We experimented with more clever ways of doing the spinup (too little coffee at this point of the night)… but the real fix is to get juju to take advantage of multiplicity in api calls. Until then, timed batches work just fine.

Juju spun the cluster up in about 2 and a half hours. It had about 380TB of HDFS storage

The terasort job that was run from the script above with

SIZE=10000000000
NUM_MAPS=3000
NUM_REDUCES=3000


eventually completed.

## 2000 nodes

After the 1000-node run, we chose to clean up from the previous job and just add more nodes to that same cluster.

Again, to get around the api throttling, we added batches of 99 slaves at a time with a 2-minute wait between each batch until we got near 2000 slaves.

This gave us almost 760TB of HDFS storage

and was running fine

but was stopped early b/c waiting for the job to complete would’ve just been silly at this point. With our naive job config, we’re considerably past the point of diminishing returns for adding nodes to the actual terasort, and we’d captured the profiling info we needed at this point.

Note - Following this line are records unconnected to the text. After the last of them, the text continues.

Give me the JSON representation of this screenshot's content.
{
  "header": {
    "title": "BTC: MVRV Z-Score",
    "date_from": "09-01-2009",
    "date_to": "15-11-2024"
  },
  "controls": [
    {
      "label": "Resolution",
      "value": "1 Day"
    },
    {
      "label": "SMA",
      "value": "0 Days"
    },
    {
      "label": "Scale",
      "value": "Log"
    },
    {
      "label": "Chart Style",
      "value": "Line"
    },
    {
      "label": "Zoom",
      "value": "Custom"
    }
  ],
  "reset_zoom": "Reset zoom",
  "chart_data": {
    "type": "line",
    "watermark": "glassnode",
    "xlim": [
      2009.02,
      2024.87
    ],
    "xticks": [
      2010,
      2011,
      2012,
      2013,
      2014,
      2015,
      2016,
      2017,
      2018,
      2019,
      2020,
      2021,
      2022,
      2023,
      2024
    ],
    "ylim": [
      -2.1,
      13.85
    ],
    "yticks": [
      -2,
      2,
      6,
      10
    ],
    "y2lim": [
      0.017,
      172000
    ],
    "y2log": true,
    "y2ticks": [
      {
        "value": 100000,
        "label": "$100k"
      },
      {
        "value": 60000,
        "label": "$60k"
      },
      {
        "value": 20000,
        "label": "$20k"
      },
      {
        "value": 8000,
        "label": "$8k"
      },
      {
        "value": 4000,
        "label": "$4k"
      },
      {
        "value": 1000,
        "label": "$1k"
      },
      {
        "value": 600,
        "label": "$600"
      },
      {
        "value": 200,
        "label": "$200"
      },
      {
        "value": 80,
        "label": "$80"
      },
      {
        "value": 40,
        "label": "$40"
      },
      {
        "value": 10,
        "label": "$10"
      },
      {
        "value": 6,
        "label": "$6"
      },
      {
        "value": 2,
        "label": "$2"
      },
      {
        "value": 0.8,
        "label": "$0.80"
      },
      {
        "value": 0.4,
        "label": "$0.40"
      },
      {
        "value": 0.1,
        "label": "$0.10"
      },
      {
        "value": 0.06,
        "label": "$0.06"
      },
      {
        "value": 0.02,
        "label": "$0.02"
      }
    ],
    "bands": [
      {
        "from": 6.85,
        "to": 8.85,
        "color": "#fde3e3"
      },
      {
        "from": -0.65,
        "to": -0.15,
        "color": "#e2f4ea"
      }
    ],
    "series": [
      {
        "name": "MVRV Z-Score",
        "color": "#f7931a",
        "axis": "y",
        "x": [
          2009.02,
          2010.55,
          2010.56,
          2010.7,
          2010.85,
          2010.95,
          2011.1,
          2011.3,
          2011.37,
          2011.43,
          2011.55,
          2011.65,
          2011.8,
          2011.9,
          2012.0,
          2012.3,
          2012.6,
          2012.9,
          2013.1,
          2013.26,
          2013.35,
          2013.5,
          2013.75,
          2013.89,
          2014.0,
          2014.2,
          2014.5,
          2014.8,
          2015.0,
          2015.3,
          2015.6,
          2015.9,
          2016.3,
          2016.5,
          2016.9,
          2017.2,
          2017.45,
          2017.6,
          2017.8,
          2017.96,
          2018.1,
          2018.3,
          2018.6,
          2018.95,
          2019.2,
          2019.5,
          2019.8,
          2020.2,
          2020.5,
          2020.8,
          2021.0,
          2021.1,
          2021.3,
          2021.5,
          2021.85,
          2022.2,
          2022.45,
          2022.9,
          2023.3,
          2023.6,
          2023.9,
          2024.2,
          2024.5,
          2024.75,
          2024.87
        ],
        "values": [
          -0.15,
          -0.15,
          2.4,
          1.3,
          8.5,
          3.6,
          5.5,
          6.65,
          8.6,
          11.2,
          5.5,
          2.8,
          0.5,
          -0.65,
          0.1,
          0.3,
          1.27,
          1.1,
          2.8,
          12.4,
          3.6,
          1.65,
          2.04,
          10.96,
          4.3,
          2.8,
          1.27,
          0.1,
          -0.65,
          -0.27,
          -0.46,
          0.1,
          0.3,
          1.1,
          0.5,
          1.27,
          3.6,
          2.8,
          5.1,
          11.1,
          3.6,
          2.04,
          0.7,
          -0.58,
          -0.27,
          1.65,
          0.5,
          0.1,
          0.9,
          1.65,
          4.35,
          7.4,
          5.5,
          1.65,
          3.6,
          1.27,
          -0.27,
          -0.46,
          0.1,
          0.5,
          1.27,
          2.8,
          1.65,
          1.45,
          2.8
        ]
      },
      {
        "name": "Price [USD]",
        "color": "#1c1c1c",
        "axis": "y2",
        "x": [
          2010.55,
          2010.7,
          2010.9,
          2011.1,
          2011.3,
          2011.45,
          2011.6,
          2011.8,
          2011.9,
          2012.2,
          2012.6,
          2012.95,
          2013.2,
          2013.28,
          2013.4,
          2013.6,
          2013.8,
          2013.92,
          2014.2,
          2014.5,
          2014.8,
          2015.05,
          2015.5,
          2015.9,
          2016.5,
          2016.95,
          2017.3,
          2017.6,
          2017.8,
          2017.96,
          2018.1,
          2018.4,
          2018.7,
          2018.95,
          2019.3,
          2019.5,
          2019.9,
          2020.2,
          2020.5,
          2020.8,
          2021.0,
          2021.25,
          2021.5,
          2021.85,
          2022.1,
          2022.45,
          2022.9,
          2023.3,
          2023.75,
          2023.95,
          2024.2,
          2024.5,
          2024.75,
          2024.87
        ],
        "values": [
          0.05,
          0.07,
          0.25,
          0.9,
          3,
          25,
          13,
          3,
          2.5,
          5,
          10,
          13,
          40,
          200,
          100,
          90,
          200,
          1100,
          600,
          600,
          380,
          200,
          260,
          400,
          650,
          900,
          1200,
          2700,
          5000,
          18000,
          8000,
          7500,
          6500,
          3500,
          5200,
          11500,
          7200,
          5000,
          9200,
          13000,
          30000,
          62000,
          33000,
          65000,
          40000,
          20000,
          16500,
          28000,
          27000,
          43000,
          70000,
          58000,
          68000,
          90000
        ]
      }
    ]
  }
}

Juju spun up 1972 slaves in just over seven hours total. Profiling showed that juju was spending a lot of time serializing stuff into zookeeper nodes using yaml. It looks like python’s yaml implementation is python, and not just wrapping libyaml. We tested a smaller run replacing the internal yaml serialization with json.. Wham! two orders of magnitude faster. No particular surprise.

## Lessons Learned

Ok, so at the end of the day, what did we learn here?

What we did here is the way developing for performance at scale should be done… start with a naive, flexible approach and then spend time and effort obtaining real profiling information. Follow that with optimization decisions that actually make a difference. Otherwise it’s all just a crapshoot based on where developers think the bottlenecks might be.

Things to do to juju as a result of these tests:

• streamline our implementation of ‘-n’ options
• the client should pass the multiplicity to the provisioning agent
• the provisioning agent should pass the multiplicity to the EC2 api
• don’t use yaml to marshall data in and out of zookeeper
• replace per-instance security groups with per-instance firewalls

## What’s Next?

So that’s a big enough bite for one round of scale testing.

Next up:

• land a few of the changes outlined above into trunk. Then, spin up another round of scale tests to look at the numbers.
• more providers (other clouds as well as a MaaS lab too)
• regular scale testing?
• can this coincide with upstream scale testing for projects like hadoop?
• test scaling for various services? What does this look like for other stacks of services?

## Wishlist

• find some better test jobs! benchmarks are boring… perhaps we can use this compute time to mine educational data or cure cancer or something?

• perhaps push juju topology information further into zk leaf nodes? Are there transactional features in more recent versions of zk that we can use?

• use spot instances on ec2. This is harder because you’ve gotta incorporate price monitoring.